Quelle que soit la forme retenue, réduction du temps de travail ou fermeture, le contingent d’heures indemnisables ne doit pas dépasser 1000 heures par salarié et par an.

Précision : en cas de circonstances exceptionnelles, l’administration peut renouveler cette durée.

Quelles heures sont indemnisables ?

Il s’agit des heures chômées dans la limite de la durée légale du travail (35 heures par semaine). Ainsi l’allocation d’activité partielle sera versée pour les heures chômées entre 0 et 35 heures par semaine. Les heures supérieures à la durée légale n’ouvrent pas droit à indemnisation.

En pratique, si une entreprise a une durée de travail de 39 heures par semaine et qu’elle demande une mise en chômage partiel, seules les heures perdues inférieures à 35 heures seront indemnisées au titre du chômage partiel.

Que deviennent les heures supplémentaires « structurelles » ? 

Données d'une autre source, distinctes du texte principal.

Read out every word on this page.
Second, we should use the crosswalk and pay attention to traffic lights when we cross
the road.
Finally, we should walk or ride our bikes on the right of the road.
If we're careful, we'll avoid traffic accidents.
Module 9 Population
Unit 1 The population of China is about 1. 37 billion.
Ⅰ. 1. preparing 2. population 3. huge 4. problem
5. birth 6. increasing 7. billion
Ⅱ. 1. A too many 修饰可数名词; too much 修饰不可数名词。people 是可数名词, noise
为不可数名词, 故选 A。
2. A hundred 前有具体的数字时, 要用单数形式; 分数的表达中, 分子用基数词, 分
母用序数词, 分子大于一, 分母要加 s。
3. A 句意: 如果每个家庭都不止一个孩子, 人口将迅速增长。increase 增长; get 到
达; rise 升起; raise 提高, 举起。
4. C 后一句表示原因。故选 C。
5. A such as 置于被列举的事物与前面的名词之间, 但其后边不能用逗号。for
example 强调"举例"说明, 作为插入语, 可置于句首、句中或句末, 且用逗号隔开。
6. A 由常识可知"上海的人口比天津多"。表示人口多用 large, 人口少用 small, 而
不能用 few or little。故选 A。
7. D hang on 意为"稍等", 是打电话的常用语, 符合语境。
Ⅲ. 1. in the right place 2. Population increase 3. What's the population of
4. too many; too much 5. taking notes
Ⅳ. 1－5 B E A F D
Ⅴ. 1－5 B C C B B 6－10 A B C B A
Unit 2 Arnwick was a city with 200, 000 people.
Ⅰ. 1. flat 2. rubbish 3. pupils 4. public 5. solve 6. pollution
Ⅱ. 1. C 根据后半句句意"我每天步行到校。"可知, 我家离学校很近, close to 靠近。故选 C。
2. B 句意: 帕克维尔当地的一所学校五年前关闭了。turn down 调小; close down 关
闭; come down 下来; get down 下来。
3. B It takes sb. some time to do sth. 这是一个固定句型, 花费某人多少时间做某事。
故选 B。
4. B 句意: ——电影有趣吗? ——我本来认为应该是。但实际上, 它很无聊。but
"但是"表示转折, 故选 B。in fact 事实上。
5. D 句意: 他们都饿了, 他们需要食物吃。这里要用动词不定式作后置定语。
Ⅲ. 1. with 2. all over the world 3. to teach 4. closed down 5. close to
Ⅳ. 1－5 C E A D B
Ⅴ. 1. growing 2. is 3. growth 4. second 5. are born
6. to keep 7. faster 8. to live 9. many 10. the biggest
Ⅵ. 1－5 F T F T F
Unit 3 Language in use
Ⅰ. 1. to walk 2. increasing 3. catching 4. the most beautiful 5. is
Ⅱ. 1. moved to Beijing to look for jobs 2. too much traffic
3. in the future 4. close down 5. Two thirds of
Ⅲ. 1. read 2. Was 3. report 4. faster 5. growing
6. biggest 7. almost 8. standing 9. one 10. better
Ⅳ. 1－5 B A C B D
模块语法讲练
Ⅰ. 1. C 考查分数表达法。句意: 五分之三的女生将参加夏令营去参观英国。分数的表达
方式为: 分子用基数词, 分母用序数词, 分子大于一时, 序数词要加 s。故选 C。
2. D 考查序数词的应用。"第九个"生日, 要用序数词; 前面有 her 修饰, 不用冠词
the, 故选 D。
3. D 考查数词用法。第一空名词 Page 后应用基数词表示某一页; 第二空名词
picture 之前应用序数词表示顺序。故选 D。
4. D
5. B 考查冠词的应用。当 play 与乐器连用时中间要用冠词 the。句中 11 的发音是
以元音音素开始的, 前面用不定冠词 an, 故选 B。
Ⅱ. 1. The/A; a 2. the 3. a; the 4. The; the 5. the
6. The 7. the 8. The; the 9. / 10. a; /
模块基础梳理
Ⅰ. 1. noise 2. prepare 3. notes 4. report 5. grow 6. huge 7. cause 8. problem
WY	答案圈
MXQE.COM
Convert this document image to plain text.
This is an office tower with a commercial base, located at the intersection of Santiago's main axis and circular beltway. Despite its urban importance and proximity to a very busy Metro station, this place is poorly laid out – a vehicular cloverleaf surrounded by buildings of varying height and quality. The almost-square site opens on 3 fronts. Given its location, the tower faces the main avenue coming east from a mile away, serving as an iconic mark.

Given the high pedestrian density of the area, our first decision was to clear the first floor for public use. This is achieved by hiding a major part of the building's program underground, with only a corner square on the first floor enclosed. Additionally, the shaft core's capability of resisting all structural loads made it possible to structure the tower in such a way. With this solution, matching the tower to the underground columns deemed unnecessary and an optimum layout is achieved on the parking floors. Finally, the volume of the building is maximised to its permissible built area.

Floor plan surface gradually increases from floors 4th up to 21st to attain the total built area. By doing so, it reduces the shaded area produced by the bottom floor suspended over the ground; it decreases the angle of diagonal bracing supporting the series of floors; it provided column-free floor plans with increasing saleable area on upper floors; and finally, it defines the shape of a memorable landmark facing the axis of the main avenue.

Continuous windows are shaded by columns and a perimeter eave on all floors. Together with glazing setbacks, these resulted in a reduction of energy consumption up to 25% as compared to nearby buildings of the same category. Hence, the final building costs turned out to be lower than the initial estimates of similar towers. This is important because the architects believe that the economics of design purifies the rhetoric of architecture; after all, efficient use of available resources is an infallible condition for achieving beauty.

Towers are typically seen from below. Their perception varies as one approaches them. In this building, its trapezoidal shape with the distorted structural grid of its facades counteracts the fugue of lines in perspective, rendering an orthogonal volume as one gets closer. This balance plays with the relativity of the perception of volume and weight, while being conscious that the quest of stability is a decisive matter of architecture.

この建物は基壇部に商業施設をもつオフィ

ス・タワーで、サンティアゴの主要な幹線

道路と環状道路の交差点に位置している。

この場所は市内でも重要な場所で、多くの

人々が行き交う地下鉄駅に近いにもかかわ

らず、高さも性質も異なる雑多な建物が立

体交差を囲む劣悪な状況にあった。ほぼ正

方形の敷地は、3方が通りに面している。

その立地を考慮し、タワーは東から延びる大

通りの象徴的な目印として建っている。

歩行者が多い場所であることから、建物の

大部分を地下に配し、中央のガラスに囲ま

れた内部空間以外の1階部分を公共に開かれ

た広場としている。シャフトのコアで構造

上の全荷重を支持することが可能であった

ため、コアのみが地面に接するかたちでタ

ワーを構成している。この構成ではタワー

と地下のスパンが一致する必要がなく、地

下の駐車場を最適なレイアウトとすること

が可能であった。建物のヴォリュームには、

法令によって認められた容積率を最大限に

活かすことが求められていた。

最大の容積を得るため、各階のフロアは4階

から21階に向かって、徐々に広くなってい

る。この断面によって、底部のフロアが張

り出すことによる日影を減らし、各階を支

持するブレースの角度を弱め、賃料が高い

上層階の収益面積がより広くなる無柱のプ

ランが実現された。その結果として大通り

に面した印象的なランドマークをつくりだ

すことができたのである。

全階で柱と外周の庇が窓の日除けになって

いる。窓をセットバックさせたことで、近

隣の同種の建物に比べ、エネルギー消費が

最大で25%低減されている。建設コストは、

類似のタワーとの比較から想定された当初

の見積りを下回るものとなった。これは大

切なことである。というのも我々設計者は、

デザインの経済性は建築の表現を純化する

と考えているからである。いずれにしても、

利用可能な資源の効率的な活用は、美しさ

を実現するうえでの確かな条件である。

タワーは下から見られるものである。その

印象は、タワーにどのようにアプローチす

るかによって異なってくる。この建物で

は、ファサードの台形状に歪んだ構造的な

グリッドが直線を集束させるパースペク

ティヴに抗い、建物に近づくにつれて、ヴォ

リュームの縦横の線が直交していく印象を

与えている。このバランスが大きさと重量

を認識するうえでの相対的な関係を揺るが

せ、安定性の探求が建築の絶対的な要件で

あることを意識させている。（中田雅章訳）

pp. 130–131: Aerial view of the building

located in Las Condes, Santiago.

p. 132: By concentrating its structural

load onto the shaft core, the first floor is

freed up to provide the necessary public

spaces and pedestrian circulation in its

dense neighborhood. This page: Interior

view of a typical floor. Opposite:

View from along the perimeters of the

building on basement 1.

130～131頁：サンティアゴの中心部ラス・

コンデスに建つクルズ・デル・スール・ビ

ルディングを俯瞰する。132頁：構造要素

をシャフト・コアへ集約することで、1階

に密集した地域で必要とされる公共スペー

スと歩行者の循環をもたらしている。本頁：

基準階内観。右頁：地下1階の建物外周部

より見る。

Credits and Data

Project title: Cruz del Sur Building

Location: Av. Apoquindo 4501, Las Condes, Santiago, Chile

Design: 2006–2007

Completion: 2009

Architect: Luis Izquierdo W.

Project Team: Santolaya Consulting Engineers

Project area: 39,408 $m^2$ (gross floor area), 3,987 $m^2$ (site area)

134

L’entreprise qui pratique un horaire habituel au-delà de la durée légale du travail (39 heures, 40 heures, …) et que les salariés bénéficient du paiement d’heures supplémentaires structurelles (17,33 heures par mois, 21,67 heures par mois, …) : ces heures supplémentaires sont considérées comme des heures chômées mais non indemnisées dans le cadre de l’activité partielle.

Quel est le montant de l’aide de l’Etat ?

A ce jour, l’allocation d’activité partielle, est forfaitaire et fixée à 8,03 € par heure de travail non effectuée, dans la limite de 35 heures par semaine.

A compter du 1er avril cette allocation sera proportionnelle à la rémunération du salarié dans la limite de 70 % de 4,5 Smic.

Le nombre d'heures indemnisées correspond à la différence entre les 35 heures sur la période considérée ou, lorsqu'elle est inférieure, la durée stipulée au contrat, et le nombre d'heures travaillées durant la même période.

Quelle formalité ? 

La demande est à faire obligatoirement en ligne : https://activitepartielle.emploi.gouv.fr/aparts/ et pour ce faire l’entreprise doit créer un compte personnel.

Cette demande précise :

  • Les motifs justifiant le recours à l’activité partielle
  • La période prévisible de sous-activité ou fermeture temporaire
  • Le nombre de salariés concernés ainsi que, pour chacun d'entre eux, la durée du travail habituellement accomplie.

Quelles démarches l’employeur doit accomplir pour percevoir l’aide publique ?

L’employeur devra adresser chaque mois une demande de remboursement en ligne. L'acceptation de la demande d'indemnisation est notifiée à l'employeur. Elle permettra le paiement de l'allocation d’activité partielle qui est versée par l’Agence de services et de paiement « ASP » pour le compte de l’Etat.

Pour le salarié, quelle indemnisation ?

Il reçoit de l’employeur, à la date normale de la paie, une indemnité horaire de :

  • 100 % du salaire net pour un salarié au SMIC
  • 70 % du salaire brut pour les autres salariés sans que cette indemnité soit inférieure au SMIC net

Quel délai de réponse de la DIRECCTE ?

La décision d'acceptation ou de refus est notifiée à l'employeur dans un délai de 48 heures à compter de la date de réception de la demande d'autorisation. La ministre Muriel PENICAUD a précisé à cet égard que les demandes d’activité partielle seraient valables à la date de leur demande, et pas à la date de validation par l'administration.

Comment est versée l’allocation d’activité partielle au salarié ?

Lors de l'établissement de la paie, l'employeur mentionne le nombre d'heures indemnisées au titre de l’activité partielle, le montant et éventuellement les retenues au titre des CSG et CRDS.

Les indemnités d’activité partielle sont exonérées des cotisations sociales (patronales et salariales).

Elles sont soumises à la CSG et CRDS (après déduction de 1,75 % pour frais professionnels et aux taux respectifs de 6,2 % et 0,5 %).

Tempérament : les cotisations de CSG et CRDS ne sont pas dues sur les allocations lorsque ces prélèvements conduisent à une somme à verser au salarié, salaire et allocations cumulés, inférieure au Smic brut (1 539,45 € au 1er janvier 2020).

En revanche, les allocations d’allocation partielle sont soumises à l’impôt sur le revenu du salarié.